Pour nous donner une idée de ce qu'il est possible de faire dans
ce domaine, nous avons demandé au professeur Khomsi, auteur de
plusieurs tests, de nous faire état de ses travaux sur l'évaluation
des stratégies de compréhension de la lecture. Il interviendra dans
le carrefour (C), cet après-midi.
Lorsque nous intervenons dans des institutions pour aider à la mise
en place d'un atelier informatique ou communication, nous
rencontrons diverses réactions.
Environ, 1/3 des participants est enthousiaste, 1/3 est réservé et
attentiste et 1/3 a peur ou est opposé. Parmi ces derniers, certains
déclarent "ça n'est pas avec vos machines qu'on peut faire
progresser les enfants". Ils mettent souvent en avant que l'enfant
est d'abord un être affectif, que son inconscient prime sur tout
autre aspect et que ses difficultés intellectuelles sont subordonnées
aux blocages de ses affects.
La croyance que le retard intellectuel ne serait dû qu'à des
blocages affectifs paraît, aujourd'hui bien désuète et est
abandonnée presque par tous. Par contre, ce qui est certain c'est
qu'on ne peut séparer ces deux aspects cognitifs et affectifs.
"Il n'existe aucune conduite, si intellectuelle soit-elle, qui ne
comporte, à titre de mobiles des facteurs affectifs.

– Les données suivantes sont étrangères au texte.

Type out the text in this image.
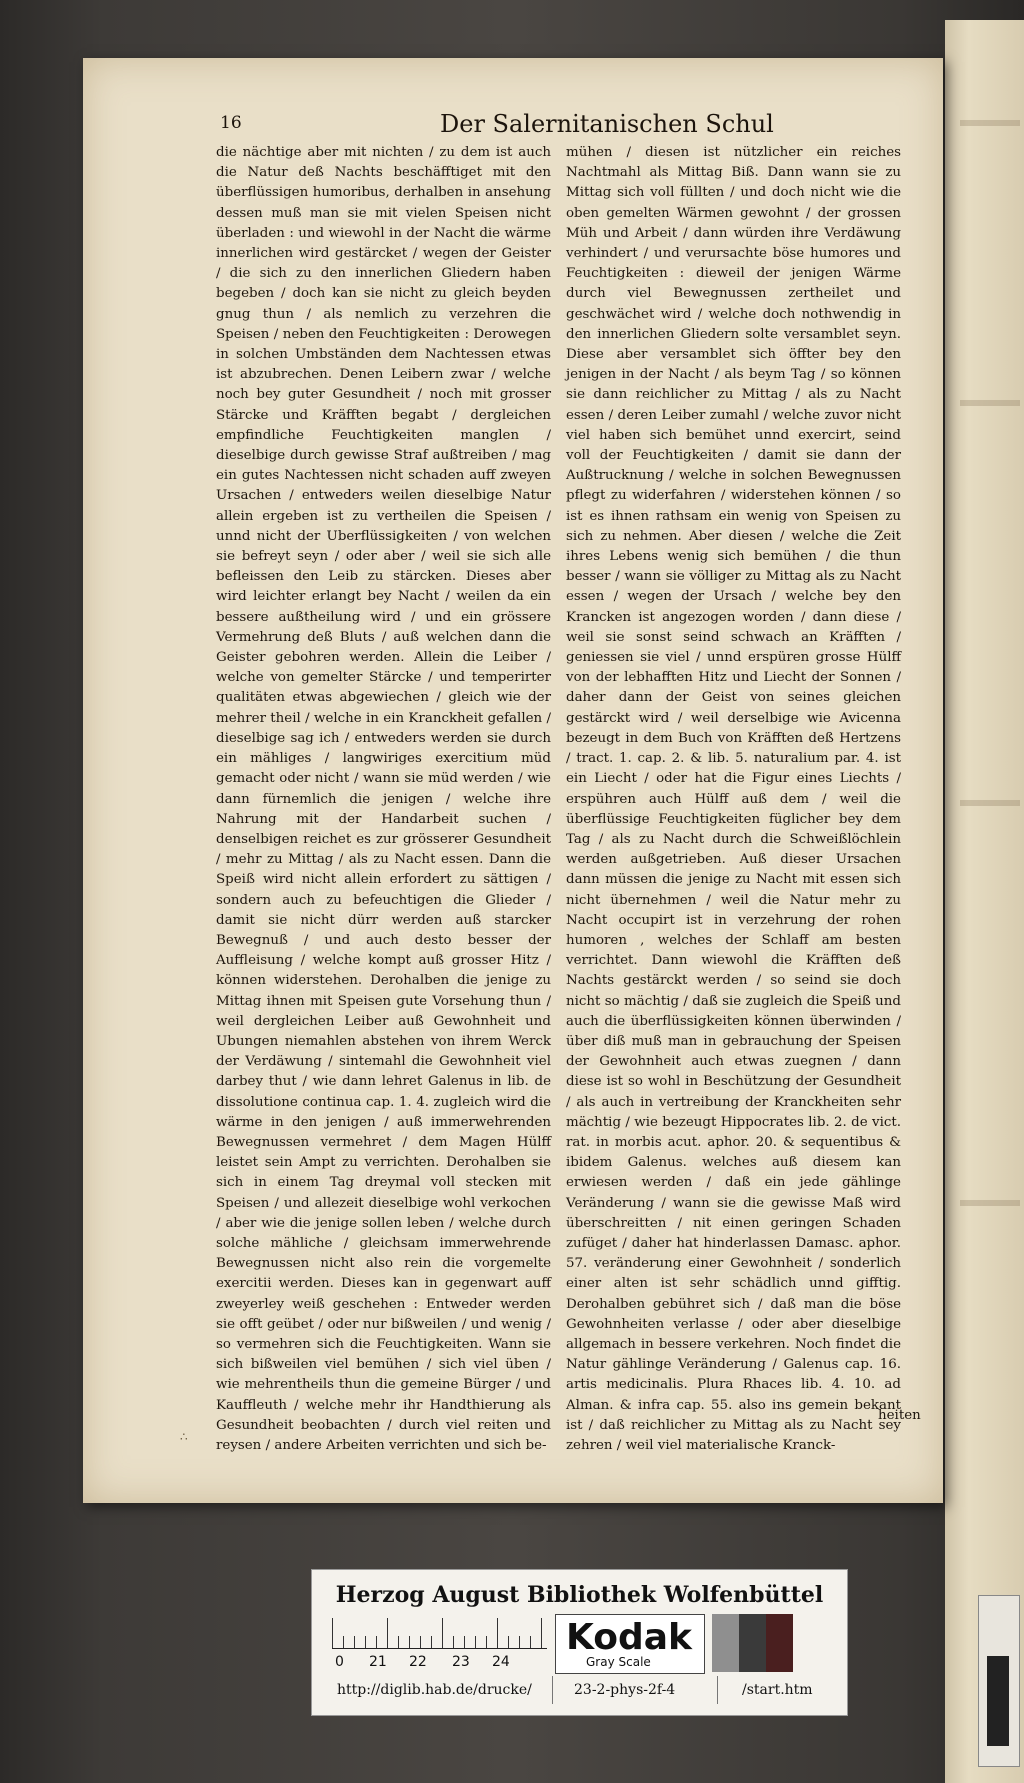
16	Der Salernitanischen Schul
die nächtige aber mit nichten / zu dem ist auch die Natur deß Nachts beschäfftiget mit den überflüssigen humoribus, derhalben in ansehung dessen muß man sie mit vielen Speisen nicht überladen : und wiewohl in der Nacht die wärme innerlichen wird gestärcket / wegen der Geister / die sich zu den innerlichen Gliedern haben begeben / doch kan sie nicht zu gleich beyden gnug thun / als nemlich zu verzehren die Speisen / neben den Feuchtigkeiten : Derowegen in solchen Umbständen dem Nachtessen etwas ist abzubrechen. Denen Leibern zwar / welche noch bey guter Gesundheit / noch mit grosser Stärcke und Kräfften begabt / dergleichen empfindliche Feuchtigkeiten manglen / dieselbige durch gewisse Straf außtreiben / mag ein gutes Nachtessen nicht schaden auff zweyen Ursachen / entweders weilen dieselbige Natur allein ergeben ist zu vertheilen die Speisen / unnd nicht der Uberflüssigkeiten / von welchen sie befreyt seyn / oder aber / weil sie sich alle befleissen den Leib zu stärcken. Dieses aber wird leichter erlangt bey Nacht / weilen da ein bessere außtheilung wird / und ein grössere Vermehrung deß Bluts / auß welchen dann die Geister gebohren werden. Allein die Leiber / welche von gemelter Stärcke / und temperirter qualitäten etwas abgewiechen / gleich wie der mehrer theil / welche in ein Kranckheit gefallen / dieselbige sag ich / entweders werden sie durch ein mähliges / langwiriges exercitium müd gemacht oder nicht / wann sie müd werden / wie dann fürnemlich die jenigen / welche ihre Nahrung mit der Handarbeit suchen / denselbigen reichet es zur grösserer Gesundheit / mehr zu Mittag / als zu Nacht essen. Dann die Speiß wird nicht allein erfordert zu sättigen / sondern auch zu befeuchtigen die Glieder / damit sie nicht dürr werden auß starcker Bewegnuß / und auch desto besser der Auffleisung / welche kompt auß grosser Hitz / können widerstehen. Derohalben die jenige zu Mittag ihnen mit Speisen gute Vorsehung thun / weil dergleichen Leiber auß Gewohnheit und Ubungen niemahlen abstehen von ihrem Werck der Verdäwung / sintemahl die Gewohnheit viel darbey thut / wie dann lehret Galenus in lib. de dissolutione continua cap. 1. 4. zugleich wird die wärme in den jenigen / auß immerwehrenden Bewegnussen vermehret / dem Magen Hülff leistet sein Ampt zu verrichten. Derohalben sie sich in einem Tag dreymal voll stecken mit Speisen / und allezeit dieselbige wohl verkochen / aber wie die jenige sollen leben / welche durch solche mähliche / gleichsam immerwehrende Bewegnussen nicht also rein die vorgemelte exercitii werden. Dieses kan in gegenwart auff zweyerley weiß geschehen : Entweder werden sie offt geübet / oder nur bißweilen / und wenig / so vermehren sich die Feuchtigkeiten. Wann sie sich bißweilen viel bemühen / sich viel üben / wie mehrentheils thun die gemeine Bürger / und Kauffleuth / welche mehr ihr Handthierung als Gesundheit beobachten / durch viel reiten und reysen / andere Arbeiten verrichten und sich be-
mühen / diesen ist nützlicher ein reiches Nachtmahl als Mittag Biß. Dann wann sie zu Mittag sich voll füllten / und doch nicht wie die oben gemelten Wärmen gewohnt / der grossen Müh und Arbeit / dann würden ihre Verdäwung verhindert / und verursachte böse humores und Feuchtigkeiten : dieweil der jenigen Wärme durch viel Bewegnussen zertheilet und geschwächet wird / welche doch nothwendig in den innerlichen Gliedern solte versamblet seyn. Diese aber versamblet sich öffter bey den jenigen in der Nacht / als beym Tag / so können sie dann reichlicher zu Mittag / als zu Nacht essen / deren Leiber zumahl / welche zuvor nicht viel haben sich bemühet unnd exercirt, seind voll der Feuchtigkeiten / damit sie dann der Außtrucknung / welche in solchen Bewegnussen pflegt zu widerfahren / widerstehen können / so ist es ihnen rathsam ein wenig von Speisen zu sich zu nehmen. Aber diesen / welche die Zeit ihres Lebens wenig sich bemühen / die thun besser / wann sie völliger zu Mittag als zu Nacht essen / wegen der Ursach / welche bey den Krancken ist angezogen worden / dann diese / weil sie sonst seind schwach an Kräfften / geniessen sie viel / unnd erspüren grosse Hülff von der lebhafften Hitz und Liecht der Sonnen / daher dann der Geist von seines gleichen gestärckt wird / weil derselbige wie Avicenna bezeugt in dem Buch von Kräfften deß Hertzens / tract. 1. cap. 2. & lib. 5. naturalium par. 4. ist ein Liecht / oder hat die Figur eines Liechts / erspühren auch Hülff auß dem / weil die überflüssige Feuchtigkeiten füglicher bey dem Tag / als zu Nacht durch die Schweißlöchlein werden außgetrieben. Auß dieser Ursachen dann müssen die jenige zu Nacht mit essen sich nicht übernehmen / weil die Natur mehr zu Nacht occupirt ist in verzehrung der rohen humoren , welches der Schlaff am besten verrichtet. Dann wiewohl die Kräfften deß Nachts gestärckt werden / so seind sie doch nicht so mächtig / daß sie zugleich die Speiß und auch die überflüssigkeiten können überwinden / über diß muß man in gebrauchung der Speisen der Gewohnheit auch etwas zuegnen / dann diese ist so wohl in Beschützung der Gesundheit / als auch in vertreibung der Kranckheiten sehr mächtig / wie bezeugt Hippocrates lib. 2. de vict. rat. in morbis acut. aphor. 20. & sequentibus & ibidem Galenus. welches auß diesem kan erwiesen werden / daß ein jede gählinge Veränderung / wann sie die gewisse Maß wird überschreitten / nit einen geringen Schaden zufüget / daher hat hinderlassen Damasc. aphor. 57. veränderung einer Gewohnheit / sonderlich einer alten ist sehr schädlich unnd gifftig. Derohalben gebühret sich / daß man die böse Gewohnheiten verlasse / oder aber dieselbige allgemach in bessere verkehren. Noch findet die Natur gählinge Veränderung / Galenus cap. 16. artis medicinalis. Plura Rhaces lib. 4. 10. ad Alman. & infra cap. 55. also ins gemein bekant ist / daß reichlicher zu Mittag als zu Nacht sey zehren / weil viel materialische Kranck-
heiten
∴
Herzog August Bibliothek Wolfenbüttel
0 21 22 23 24
Kodak
Gray Scale
http://diglib.hab.de/drucke/	23-2-phys-2f-4	/start.htm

Et réciproquement, il n'y a pas d'états affectifs sans intervention de
perceptions ou de compréhensions qui en constituent la structure
cognitive."
Qui a écrit cela ? On aurait très bien pu le trouver sans la plume
de Freud mais c'est Piaget qui en est l'auteur.
Et il continue en précisant que :" La conduite est une, même si
les structures (cognitives) n'expliquent pas son énergétique
(affective) et même si son énergétique n'explique pas ses
structures. Les deux aspects affectifs et cognitifs sont à la fois
inséparables et irréductibles."
Certains psychanalystes l'ont bien compris : Spitz et GouinDecarie, par exemple, qui ont intégrés les travaux de Piaget dans
leurs propres recherches.
Ce lien entre l'affectif et le cognitif est largement pris en
considération à Logicom et fait l'objet d'une partie de la formation
donnée dans les stages psychopédagogiques.

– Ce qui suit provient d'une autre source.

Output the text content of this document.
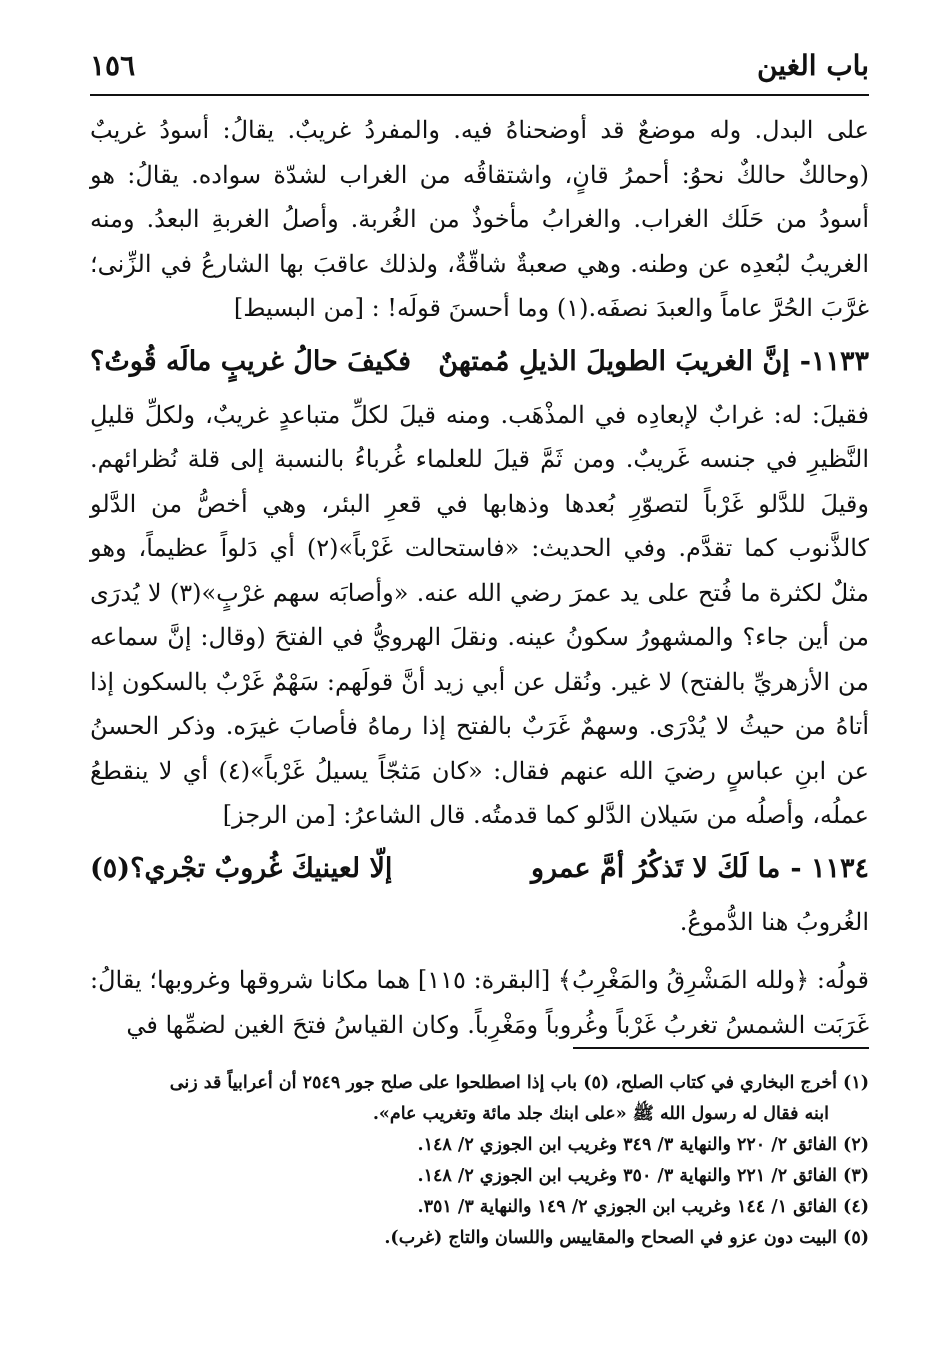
باب الغين
١٥٦

على البدل. وله موضعٌ قد أوضحناهُ فيه. والمفردُ غريبٌ. يقالُ: أسودُ غريبٌ (وحالكٌ حالكٌ نحوُ: أحمرُ قانٍ، واشتقاقُه من الغراب لشدّة سواده. يقالُ: هو أسودُ من حَلَك الغراب. والغرابُ مأخوذٌ من الغُربة. وأصلُ الغربةِ البعدُ. ومنه الغريبُ لبُعدِه عن وطنه. وهي صعبةٌ شاقّةٌ، ولذلك عاقبَ بها الشارعُ في الزِّنى؛ غرَّبَ الحُرَّ عاماً والعبدَ نصفَه.(١) وما أحسنَ قولَه! : [من البسيط]

١١٣٣-إنَّ الغريبَ الطويلَ الذيلِ مُمتهنٌ
فكيفَ حالُ غريبٍ مالَه قُوتُ؟

فقيلَ: له: غرابٌ لإبعادِه في المذْهَب. ومنه قيلَ لكلِّ متباعدٍ غريبٌ، ولكلِّ قليلِ النَّظيرِ في جنسه غَريبٌ. ومن ثَمَّ قيلَ للعلماء غُرباءُ بالنسبة إلى قلة نُظرائهم. وقيلَ للدَّلو غَرْباً لتصوّرِ بُعدها وذهابها في قعرِ البئر، وهي أخصُّ من الدَّلو كالذَّنوب كما تقدَّم. وفي الحديث: «فاستحالت غَرْباً»(٢) أي دَلواً عظيماً، وهو مثلٌ لكثرة ما فُتح على يد عمرَ رضي الله عنه. «وأصابَه سهم غرْبٍ»(٣) لا يُدرَى من أين جاء؟ والمشهورُ سكونُ عينه. ونقلَ الهرويُّ في الفتحَ (وقال: إنَّ سماعه من الأزهريِّ بالفتح) لا غير. ونُقل عن أبي زيد أنَّ قولَهم: سَهْمٌ غَرْبٌ بالسكون إذا أتاهُ من حيثُ لا يُدْرَى. وسهمٌ غَرَبٌ بالفتح إذا رماهُ فأصابَ غيرَه. وذكر الحسنُ عن ابنِ عباسٍ رضيَ الله عنهم فقال: «كان مَثجّاً يسيلُ غَرْباً»(٤) أي لا ينقطعُ عملُه، وأصلُه من سَيلان الدَّلو كما قدمتُه. قال الشاعرُ: [من الرجز]

١١٣٤ -ما لَكَ لا تَذكُرُ أمَّ عمرو
إلّا لعينيكَ غُروبٌ تجْري؟(٥)

الغُروبُ هنا الدُّموعُ.

قولُه: ﴿ولله المَشْرِقُ والمَغْرِبُ﴾ [البقرة: ١١٥] هما مكانا شروقها وغروبها؛ يقالُ: غَرَبَت الشمسُ تغربُ غَرْباً وغُروباً ومَغْرِباً. وكان القياسُ فتحَ الغين لضمِّها في

(١)أخرج البخاري في كتاب الصلح، (٥) باب إذا اصطلحوا على صلح جور ٢٥٤٩ أن أعرابياً قد زنى

ابنه فقال له رسول الله ﷺ «على ابنك جلد مائة وتغريب عام».

(٢)الفائق ٢/ ٢٢٠ والنهاية ٣/ ٣٤٩ وغريب ابن الجوزي ٢/ ١٤٨.

(٣)الفائق ٢/ ٢٢١ والنهاية ٣/ ٣٥٠ وغريب ابن الجوزي ٢/ ١٤٨.

(٤)الفائق ١/ ١٤٤ وغريب ابن الجوزي ٢/ ١٤٩ والنهاية ٣/ ٣٥١.

(٥)البيت دون عزو في الصحاح والمقاييس واللسان والتاج (غرب).
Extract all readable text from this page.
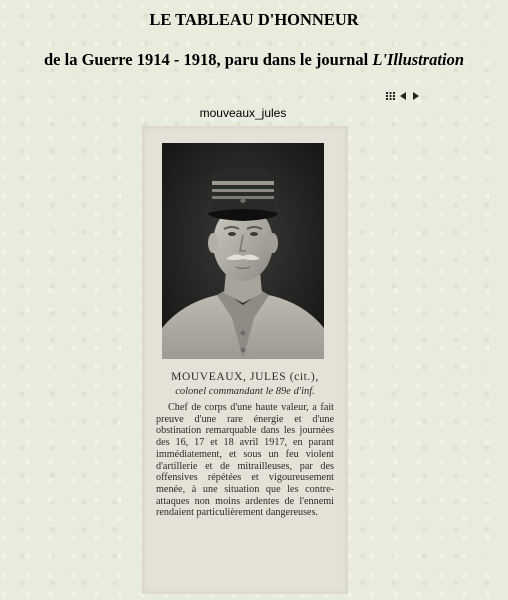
LE TABLEAU D'HONNEUR
de la Guerre 1914 - 1918, paru dans le journal L'Illustration
mouveaux_jules
MOUVEAUX, JULES (cit.),
colonel commandant le 89e d'inf.
Chef de corps d'une haute valeur, a fait preuve d'une rare énergie et d'une obstination remarquable dans les journées des 16, 17 et 18 avril 1917, en parant immédiatement, et sous un feu violent d'artillerie et de mitrailleuses, par des offensives répétées et vigoureusement menée, à une situation que les contre-attaques non moins ardentes de l'ennemi rendaient particulièrement dangereuses.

Nous avons demandé à l'équipe de Madame Yerles de nous en
apporter un témoignage vivant et de nous faire part de ce
renouveau de confiance en soi que suscite l'emploi de l'ordinateur
auprès de jeunes en échec scolaire dans les quartiers défavorisés
où l'ordinobus vient stationner.
L'informatique peut apporter un concours particulièrement
précieux au développement intellectuel de toutes personnes
handicapées ou non. Mais pour cela, il faut créer de nombreux
programmes adaptés aux besoins de l'éducation et de la
rééducation.
Plusieurs possibilités nouvelles semblent s'ouvrir.
L'utilisation des systèmes experts par exemple, qui pourraient
aboutir à la création de programmes informatiques qui seraient des
"Tuteurs intelligents", c'est à dire qui pourraient assister l'élève
comme le ferait un éducateur, en analysant ses réussites et ses
erreurs et en le guidant vers de nouveaux exercices ou des
explications adaptées.
Nous avons demandé à Madame Sayettat, professeur à L’ENSM
d'intervenir sur cette question et de nous expliquer les perspectives
offertes par les systèmes experts et leurs limites.
Logicom apporte également sa contribution à cette recherche
d'outils de création informatique simples et conviviaux.
C'est Monsieur Riou, responsable du développement
informatique à Logicom qui nous présentera le langage IMAGIQUE:
un nouveau moyen déprogrammation multimédia à l'usage des non
professionnels de l'informatique.
Nous vous présenterons également une maquette du carnet
parlant qui devrait devenir bientôt un magnifique auxiliaire de
paroles, léger et portable pour les IMC, aphasiques et quelques
autres handicapés.
Les -moyens d'entrer en relation avec l'ordinateur, les
contacteurs seront évoqués dans le carrefour (B) de cet aprèsmidi,animé par Monsieur Jacques Labarre et Monsieur Riou.